Rory McIlroy stands on the 10th tee at Augusta National with a one-shot lead. The 21-year-old Irish prodigy is nine holes from winning The Masters.
He commits to the drive on one of the hardest tee shots in golf.
It leaks right into the trees.
What follows is a collapse.
Punch out. Missed green. Failed recovery. Triple bogey.
From leading to trailing by two.
Bogey on 11. Double bogey follows. Bogey on 13.
Doesn’t finish inside the top 10.
What he expected to be one of the best days in his life turned into a nightmare.

Fast forward three years, and Rory is on top of the golf world. He’s won three of the four majors: the PGA of America, the U.S. Open, and the Open Championship.
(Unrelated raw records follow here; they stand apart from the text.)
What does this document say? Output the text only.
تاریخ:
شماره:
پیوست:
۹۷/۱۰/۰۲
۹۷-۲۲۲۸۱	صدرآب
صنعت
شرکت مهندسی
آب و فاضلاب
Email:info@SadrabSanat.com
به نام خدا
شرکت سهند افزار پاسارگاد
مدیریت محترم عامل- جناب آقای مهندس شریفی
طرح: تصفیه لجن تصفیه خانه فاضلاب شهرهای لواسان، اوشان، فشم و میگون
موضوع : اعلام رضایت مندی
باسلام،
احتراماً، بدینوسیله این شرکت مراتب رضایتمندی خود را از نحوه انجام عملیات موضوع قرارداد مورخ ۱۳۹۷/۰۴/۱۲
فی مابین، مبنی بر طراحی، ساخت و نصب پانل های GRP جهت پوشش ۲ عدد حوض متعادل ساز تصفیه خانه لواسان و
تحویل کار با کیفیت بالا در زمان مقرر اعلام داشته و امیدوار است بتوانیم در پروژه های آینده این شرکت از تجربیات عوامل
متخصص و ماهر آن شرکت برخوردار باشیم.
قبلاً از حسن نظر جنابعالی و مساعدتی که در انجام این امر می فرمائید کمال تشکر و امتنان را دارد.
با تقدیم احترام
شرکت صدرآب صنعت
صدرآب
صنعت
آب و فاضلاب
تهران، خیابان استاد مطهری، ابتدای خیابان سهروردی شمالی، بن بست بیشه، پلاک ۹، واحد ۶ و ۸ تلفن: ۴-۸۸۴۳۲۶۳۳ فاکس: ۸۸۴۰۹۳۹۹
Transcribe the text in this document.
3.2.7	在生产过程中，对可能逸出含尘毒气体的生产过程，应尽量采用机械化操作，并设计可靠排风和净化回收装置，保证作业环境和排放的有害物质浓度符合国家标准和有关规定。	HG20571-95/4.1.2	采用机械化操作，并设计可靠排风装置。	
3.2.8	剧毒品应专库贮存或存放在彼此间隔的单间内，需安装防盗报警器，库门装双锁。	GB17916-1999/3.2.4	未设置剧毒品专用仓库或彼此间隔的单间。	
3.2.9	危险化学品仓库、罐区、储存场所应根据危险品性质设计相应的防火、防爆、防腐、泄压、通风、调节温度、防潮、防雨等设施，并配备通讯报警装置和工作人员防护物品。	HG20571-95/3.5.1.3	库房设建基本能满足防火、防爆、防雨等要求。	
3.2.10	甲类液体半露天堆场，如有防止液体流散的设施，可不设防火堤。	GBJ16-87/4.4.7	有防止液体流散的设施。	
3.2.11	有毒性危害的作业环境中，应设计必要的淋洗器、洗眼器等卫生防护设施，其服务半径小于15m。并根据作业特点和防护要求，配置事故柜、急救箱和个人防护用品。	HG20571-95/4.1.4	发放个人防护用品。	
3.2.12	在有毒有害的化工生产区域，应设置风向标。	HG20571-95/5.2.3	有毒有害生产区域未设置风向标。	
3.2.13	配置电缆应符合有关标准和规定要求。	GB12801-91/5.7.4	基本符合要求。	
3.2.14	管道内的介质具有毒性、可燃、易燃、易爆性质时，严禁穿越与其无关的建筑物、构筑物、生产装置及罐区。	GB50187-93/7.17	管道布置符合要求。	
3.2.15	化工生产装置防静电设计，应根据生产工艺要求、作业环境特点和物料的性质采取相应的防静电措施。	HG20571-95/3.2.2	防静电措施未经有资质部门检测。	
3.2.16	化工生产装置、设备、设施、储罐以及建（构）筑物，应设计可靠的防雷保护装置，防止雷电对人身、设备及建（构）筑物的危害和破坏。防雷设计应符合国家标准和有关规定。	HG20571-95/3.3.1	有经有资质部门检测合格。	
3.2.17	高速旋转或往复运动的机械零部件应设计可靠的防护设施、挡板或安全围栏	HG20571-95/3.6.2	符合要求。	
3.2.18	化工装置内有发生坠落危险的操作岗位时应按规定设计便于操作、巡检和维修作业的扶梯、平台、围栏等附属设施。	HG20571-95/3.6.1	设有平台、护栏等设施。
By 24, McIlroy is one major away from completing the grand slam. All he needs is to win at Augusta. Easier said than done.
Rory goes back to those fabled grounds, looking to join golfing immortality. Every year, he gets rejected harshly.
By 35, Rory McIlroy was one Masters away from the career grand slam. 11 years, no progress.
However, in 2025, something changed.
By the time the 2025 Masters came around, McIlroy found himself in a familiar spot: in the lead.
Then he put it in the water on hole 13.
However, Rory was not going to let his Augusta demons haunt him again.
Rory would eagle hole 15 to get himself to a playoff.
After a perfect approach shot in the playoff, McIlroy had won the Masters. His Masterpiece.
The agony, pressure and despair went away as he lay on the 18th green sobbing.
One year later, he returned as defending champion.
Now, he doesn’t chase Augusta; he controls it.
A record-breaking six-shot lead through two rounds.
Sunday becomes a formality.
A few birdies. A final bogey on 18.
Rory McIlroy defends his Masters title.
The pressure is gone. The demons are gone.
Rory McIlroy is no longer chasing Augusta.
Augusta is chasing him.
Only one question remains: Will he ever lose here again?